Funny story—I had started a sales career to attempt to stay away from manufacturing jobs and environments. And now (willingly), I dive deep into manufacturing and supply chain fundamentals to find gaps where technology can help improve processes. The more I interact with people in manufacturing, the more my curiosity grows for two things—the current state of manufacturing, which is challenging, and the possibilities within technology that are promising.


Challenges when evaluating digital transformation

  • Knowledge. Everyone is educating themselves on the concepts of Industry 4.0, looking to learn more about how to get started, total project cost, timelines, and outcomes.
  • Data. According to the National Association of Manufacturers (NAM), only 58% of companies are moderately capable of collecting meaningful full data, and 75% are somewhat capable of analyzing and using manufacturing operations data that takes up more than 80% of their resources. These two challenges, data collection and data usage skills, cause fragmented data that fails to tell a story.
  • Trust and Support. These technologies are primarily based on data and gradual learning processes. The unexpectedness of the outcome makes it challenging for both the investor and the solution provider to build trust and provide the level of support expected from established technology providers.
  • Budget. AI, machine vision, robotics, and digital transformation are all key components of a costly investment, or at least that may be the surface impression.


Four Tips for overcoming those challenges 

1. Knowledge. Start with a small trial project. Most solution providers offering newer technologies allow companies to try out the solution for a short period of time.

2. Data. Go backwards when evaluating. Consult with providers and learn about how various models/tools work, and what is termed as ‘good data’ to achieve the desired results, then start building up a data inventory.
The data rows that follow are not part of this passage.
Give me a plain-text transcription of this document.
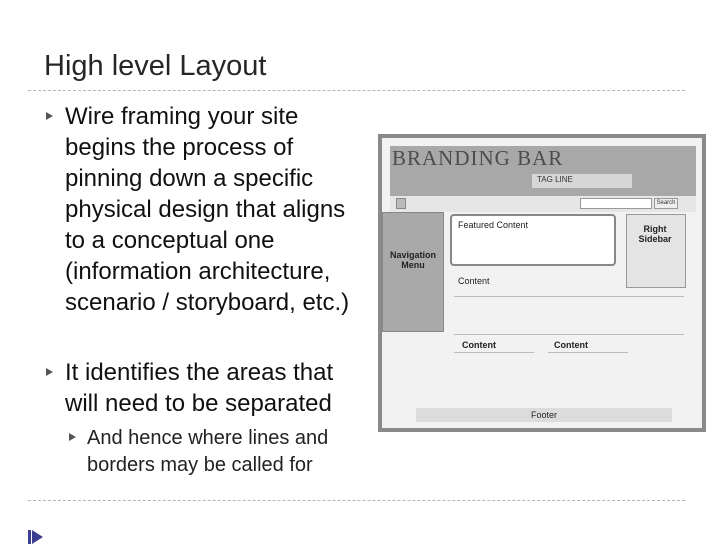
High level Layout
Wire framing your site begins the process of pinning down a specific physical design that aligns to a conceptual one (information architecture, scenario / storyboard, etc.)
It identifies the areas that will need to be separated
And hence where lines and borders may be called for
BRANDING BAR
TAG LINE
Search
Navigation Menu
Featured Content	Right Sidebar
Content
Content	Content
Footer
Suppose you want to collect data on quality inspection. How would a certain collection of data help you?

  • The number of defects at one workstation might help you in deciding if the human operator at that station requires more training to connect the components correctly and consistently, and package products properly.
  • Identified types of defects might help you in process visibility or in incoming supplier quality control.
  • Final inspection data might help you with root cause analysis, tracking reasons for returns and shipping claims.

3. Trust and Support. Be as clear as possible in describing your ideal solution and be available for regular feedback & training opportunities when adopting new technologies. If confidential information limits sharing, sign an NDA to continue the conversation. Talk about integration requirements for an ideal fit with existing ecosystems. Try your new system or solution offline first, if possible, and deploy it on the production line after a successful offline proof of concept.

4. Budget. Check with government bodies (provincial/state or federal) for funding support. There are several government funded opportunities around technology adoption—another indication of digitization as a necessary and crucial shift in manufacturing. The longer you wait, the wider the gap grows between you and your competitors.

Digital transformation will streamline operations and contribute significantly to resource planning and future proofing. Any insights gained can be shared across the organization and used to address skill gaps, accelerate innovation, and support rapid decision-making.